Diagnostic algorithms have been developed based on the key presenting features of infantile- and late-onset Pompe disease.

The first steps in diagnosis are obtaining an accurate clinical history, reviewing pertinent patient findings and reviewing the results of initial laboratory and clinical investigations.
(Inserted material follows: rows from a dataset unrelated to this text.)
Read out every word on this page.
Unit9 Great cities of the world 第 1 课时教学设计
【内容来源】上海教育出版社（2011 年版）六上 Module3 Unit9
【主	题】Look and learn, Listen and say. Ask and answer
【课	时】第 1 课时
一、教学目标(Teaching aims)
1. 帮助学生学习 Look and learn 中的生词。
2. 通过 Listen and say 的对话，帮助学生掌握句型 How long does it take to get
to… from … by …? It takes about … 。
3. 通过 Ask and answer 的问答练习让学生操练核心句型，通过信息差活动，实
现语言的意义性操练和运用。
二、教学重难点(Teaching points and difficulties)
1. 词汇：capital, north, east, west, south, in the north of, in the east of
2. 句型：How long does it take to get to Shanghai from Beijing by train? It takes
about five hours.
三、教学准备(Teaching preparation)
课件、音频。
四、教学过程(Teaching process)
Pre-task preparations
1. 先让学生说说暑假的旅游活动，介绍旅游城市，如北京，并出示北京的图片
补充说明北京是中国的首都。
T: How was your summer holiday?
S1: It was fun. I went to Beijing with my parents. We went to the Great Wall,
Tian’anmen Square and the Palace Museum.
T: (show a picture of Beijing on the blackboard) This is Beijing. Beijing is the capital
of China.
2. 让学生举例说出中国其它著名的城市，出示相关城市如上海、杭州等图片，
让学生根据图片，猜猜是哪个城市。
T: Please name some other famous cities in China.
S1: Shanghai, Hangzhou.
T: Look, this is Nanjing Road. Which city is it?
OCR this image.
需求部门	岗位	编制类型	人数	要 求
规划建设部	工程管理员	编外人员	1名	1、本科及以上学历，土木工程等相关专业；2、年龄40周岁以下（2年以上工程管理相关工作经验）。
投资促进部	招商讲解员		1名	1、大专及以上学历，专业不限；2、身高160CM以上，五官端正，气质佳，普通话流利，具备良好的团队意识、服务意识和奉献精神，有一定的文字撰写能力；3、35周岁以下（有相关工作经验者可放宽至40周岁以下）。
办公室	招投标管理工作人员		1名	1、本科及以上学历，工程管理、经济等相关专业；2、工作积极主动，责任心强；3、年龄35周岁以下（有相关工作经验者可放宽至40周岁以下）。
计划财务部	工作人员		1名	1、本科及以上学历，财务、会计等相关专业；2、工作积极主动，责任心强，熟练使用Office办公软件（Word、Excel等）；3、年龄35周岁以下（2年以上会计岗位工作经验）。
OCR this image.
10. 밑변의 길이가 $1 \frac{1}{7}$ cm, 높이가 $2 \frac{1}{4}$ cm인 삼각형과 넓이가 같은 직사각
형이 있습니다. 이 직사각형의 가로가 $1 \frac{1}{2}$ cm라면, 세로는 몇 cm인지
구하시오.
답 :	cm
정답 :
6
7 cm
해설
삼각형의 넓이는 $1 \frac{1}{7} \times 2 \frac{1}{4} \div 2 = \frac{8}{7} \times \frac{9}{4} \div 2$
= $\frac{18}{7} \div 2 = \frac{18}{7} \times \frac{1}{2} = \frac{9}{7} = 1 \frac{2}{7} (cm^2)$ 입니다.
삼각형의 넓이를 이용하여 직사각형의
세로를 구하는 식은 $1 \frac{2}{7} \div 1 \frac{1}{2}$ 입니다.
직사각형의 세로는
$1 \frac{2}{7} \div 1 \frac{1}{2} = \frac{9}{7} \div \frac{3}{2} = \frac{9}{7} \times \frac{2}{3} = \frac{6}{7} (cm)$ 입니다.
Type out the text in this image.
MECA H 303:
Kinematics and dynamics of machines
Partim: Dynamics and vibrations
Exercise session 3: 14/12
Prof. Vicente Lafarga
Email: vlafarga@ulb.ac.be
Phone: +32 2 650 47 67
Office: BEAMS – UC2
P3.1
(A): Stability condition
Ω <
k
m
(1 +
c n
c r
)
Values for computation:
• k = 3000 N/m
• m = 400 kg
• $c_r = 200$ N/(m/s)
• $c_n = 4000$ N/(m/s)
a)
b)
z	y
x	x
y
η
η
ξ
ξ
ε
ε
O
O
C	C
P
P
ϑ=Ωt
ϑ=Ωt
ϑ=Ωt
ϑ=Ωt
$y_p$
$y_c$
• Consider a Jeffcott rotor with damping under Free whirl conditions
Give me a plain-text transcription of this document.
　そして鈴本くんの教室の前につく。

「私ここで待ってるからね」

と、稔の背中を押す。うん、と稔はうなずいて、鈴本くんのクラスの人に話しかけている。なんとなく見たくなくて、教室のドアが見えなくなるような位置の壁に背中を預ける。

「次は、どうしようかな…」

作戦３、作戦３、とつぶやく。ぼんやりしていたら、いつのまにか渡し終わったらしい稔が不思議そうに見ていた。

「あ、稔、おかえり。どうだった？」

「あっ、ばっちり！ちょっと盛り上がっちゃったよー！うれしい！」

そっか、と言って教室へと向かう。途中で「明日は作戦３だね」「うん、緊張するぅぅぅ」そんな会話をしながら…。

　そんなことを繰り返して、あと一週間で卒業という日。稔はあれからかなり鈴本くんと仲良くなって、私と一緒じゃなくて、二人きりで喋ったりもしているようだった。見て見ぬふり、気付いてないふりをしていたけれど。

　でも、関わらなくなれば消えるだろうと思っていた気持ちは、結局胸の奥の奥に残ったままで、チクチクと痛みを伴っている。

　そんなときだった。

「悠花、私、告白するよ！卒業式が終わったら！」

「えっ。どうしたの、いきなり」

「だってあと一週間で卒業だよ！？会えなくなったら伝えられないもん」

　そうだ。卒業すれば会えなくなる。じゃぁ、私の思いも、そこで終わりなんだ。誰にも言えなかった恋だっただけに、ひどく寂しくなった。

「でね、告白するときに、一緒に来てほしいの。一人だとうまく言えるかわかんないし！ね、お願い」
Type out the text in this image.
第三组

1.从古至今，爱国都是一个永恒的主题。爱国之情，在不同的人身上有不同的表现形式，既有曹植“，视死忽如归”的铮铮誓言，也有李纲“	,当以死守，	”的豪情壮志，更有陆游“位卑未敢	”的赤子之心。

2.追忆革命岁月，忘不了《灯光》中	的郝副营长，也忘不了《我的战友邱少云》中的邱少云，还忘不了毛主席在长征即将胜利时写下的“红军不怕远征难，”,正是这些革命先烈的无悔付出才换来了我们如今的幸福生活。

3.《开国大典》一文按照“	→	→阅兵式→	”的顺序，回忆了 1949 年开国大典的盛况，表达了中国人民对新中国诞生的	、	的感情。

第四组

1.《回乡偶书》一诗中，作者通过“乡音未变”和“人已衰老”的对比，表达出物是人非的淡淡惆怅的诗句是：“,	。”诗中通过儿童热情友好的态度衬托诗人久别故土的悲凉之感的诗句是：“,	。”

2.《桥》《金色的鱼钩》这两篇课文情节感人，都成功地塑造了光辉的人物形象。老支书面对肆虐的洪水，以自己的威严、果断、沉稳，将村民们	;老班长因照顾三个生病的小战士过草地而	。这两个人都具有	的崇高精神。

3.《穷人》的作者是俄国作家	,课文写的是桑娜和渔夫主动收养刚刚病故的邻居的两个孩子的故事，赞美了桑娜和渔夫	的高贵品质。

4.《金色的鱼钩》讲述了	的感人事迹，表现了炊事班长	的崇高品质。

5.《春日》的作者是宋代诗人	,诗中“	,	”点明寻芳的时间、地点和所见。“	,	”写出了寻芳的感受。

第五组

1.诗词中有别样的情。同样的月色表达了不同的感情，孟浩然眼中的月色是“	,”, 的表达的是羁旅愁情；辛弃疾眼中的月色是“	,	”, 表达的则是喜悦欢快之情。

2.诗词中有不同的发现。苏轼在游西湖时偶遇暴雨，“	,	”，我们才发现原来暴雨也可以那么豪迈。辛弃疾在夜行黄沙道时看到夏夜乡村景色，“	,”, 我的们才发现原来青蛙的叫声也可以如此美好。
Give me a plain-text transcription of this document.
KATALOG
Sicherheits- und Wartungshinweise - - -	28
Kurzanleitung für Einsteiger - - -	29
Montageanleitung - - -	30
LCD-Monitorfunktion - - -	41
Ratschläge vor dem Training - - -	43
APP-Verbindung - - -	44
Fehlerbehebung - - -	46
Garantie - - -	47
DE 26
Confirmatory diagnosis is made based on absence (infantile-onset) or marked reduction (late-onset) of acid α-glucosidase (GAA) enzyme activity.1

Clinical evaluations

The following clinical examinations aid in assessing the extent and severity of suspected Pompe disease.1, 2

Examination Typical findings
Infantile-onset disease
Chest radiography Massive cardiomegaly
Electrocardiography Short PR interval, tall QRS complexes
Echocardiography Hypertrophic cardiomyopathy (+/- left ventricular outflow tract obstruction)
Late-onset disease
Pulmonary assessment
≥10% reduction in forced vital capacity from seated to supine
Manual or quantitative muscle testing
Pattern of weakness, proximal more than distal
Electromyography Increase in muscle membrane irritability
Myotonic discharges
Brief motor unit action potentials
Nerve conduction studies Normal
Muscle biopsy Glycogen accumulation
Infantile- and late-onset disease
Serum creatine kinase Usually elevated
Serum enzymes (aspartate aminotransferase, alanine aminotransferase, lactate dehydrogenase) Elevation
Urine glucose tetrasaccharide (Glc4) Elevation



  1. 1.Kishnani PS, Steiner RD, Bali D, Berger K, Byrne BJ, Case LE. Pompe disease diagnosis and management guideline. Genet Med. 2006;8.
  1. 2.Diagnostic criteria for late-onset (childhood and adult) Pompe disease. Muscle Nerve. 2009;40.